Sunday, May 1, 2016

Compare Gothic elements in The Picture of Dorian Gray and Dracula.

In The Picture of Dorian Gray, the Gothic element is a sort of adjunct to the story and the themes presented in it. The supernatural—which is of course one of the main features of Gothic literature—is present in the portrait, which magically changes as a reflection of the transformation of Dorian from an apparently innocent and well-meaning youth to a corrupt man whose crimes culminate in murder. Though one could argue that Dorian's descent is caused by the portrait, this is only partly true. His first act of cruelty, the rejection of Sibyl (which leads to her suicide), happens before the picture begins to change, or at least before Dorian has had a chance to look at it and see the change. The entire story and its moral could conceivably have been presented by Wilde without the portrait even existing. The influence of Lord Henry and his amoral suggestiveness and the influence of the book Henry gives Dorian, the "novel without a plot" about a young man who seeks varied experiences, plant the seeds of destruction in Dorian. The portrait reflects what is already happening, though it also has a symbiosis with Dorian, for each time he sees it, he's convinced further that his own amoral behavior is his destiny and that, much like Macbeth, he is "in blood stepped in so far" that returning to the way things were has become impossible.
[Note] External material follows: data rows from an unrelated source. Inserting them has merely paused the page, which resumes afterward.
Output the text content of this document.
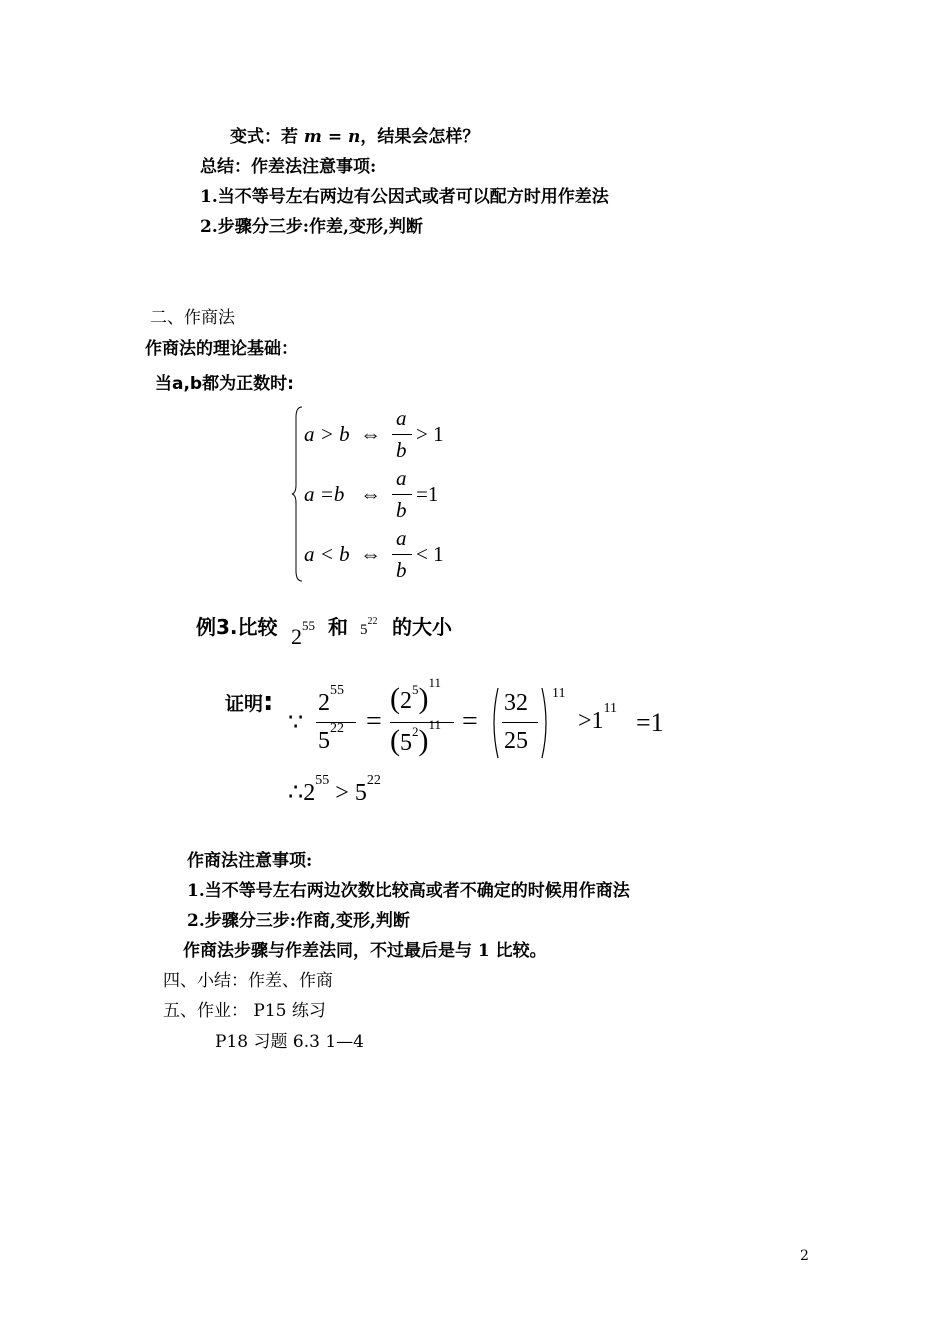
变式：若 m = n，结果会怎样？
总结：作差法注意事项:
1.当不等号左右两边有公因式或者可以配方时用作差法
2.步骤分三步:作差,变形,判断
二、作商法
作商法的理论基础：
当a,b都为正数时:
a > b ⇔
a
b
> 1
a =b ⇔
a
b
=1
a < b ⇔
a
b
< 1
例3.比较 $2^{55}$ 和 $5^{22}$ 的大小
证明:
∵
$2^{55}$
$5^{22}$ =
$(2^5)^{11}$
$(5^2)^{11}$ =
32
25
11
$>1^{11} =1$
$\therefore 2^{55} > 5^{22}$
作商法注意事项:
1.当不等号左右两边次数比较高或者不确定的时候用作商法
2.步骤分三步:作商,变形,判断
作商法步骤与作差法同，不过最后是与 1 比较。
四、小结：作差、作商
五、作业： P15 练习
P18 习题 6.3 1—4
2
In Dracula the Gothic element is more central and essential to the plot than it is in Wilde's novel, since the whole story depends on the existence of a vampire (or vampires). It is a typically Gothic choice to set the story in a remote place, an old castle in Central Europe, specifically in a region (Transylvania) whose exact location most English-speaking readers would not know of. In Jonathan Harker's journal we immediately see the prime Gothic elements of remoteness, mystery, and the past. As Harker journeys east by train and then stagecoach, the eerie, creepy atmosphere of the situation becomes more and more intense. Harker is a modern man who reflexively dismisses the superstitious attitude of the locals who warn him not to continue to his destination. The castle itself is a kind of hell, inhabited not only by Dracula but also by the three vampire women who desire Harker and nearly succeed in attacking him. Except for the final scenes where Van Helsing, Seward and the others track down Dracula, the rest of the story takes place in England, but all of it is permeated by the supernatural element of the "undead" and is like a lurid nightmare: Lucy is attacked and then rises from the grave and has to be killed; Mina is attacked, and Dracula forces her to drink his blood; and references to blood and death are everywhere in the story.
In summary both novels have the gothic elements of mystery, the supernatural, fear and terror, and the depiction of forces that are "not of this earth." But in Dracula these features are stronger and more essential to the entire story's conception than they are in The Picture of Dorian Gray.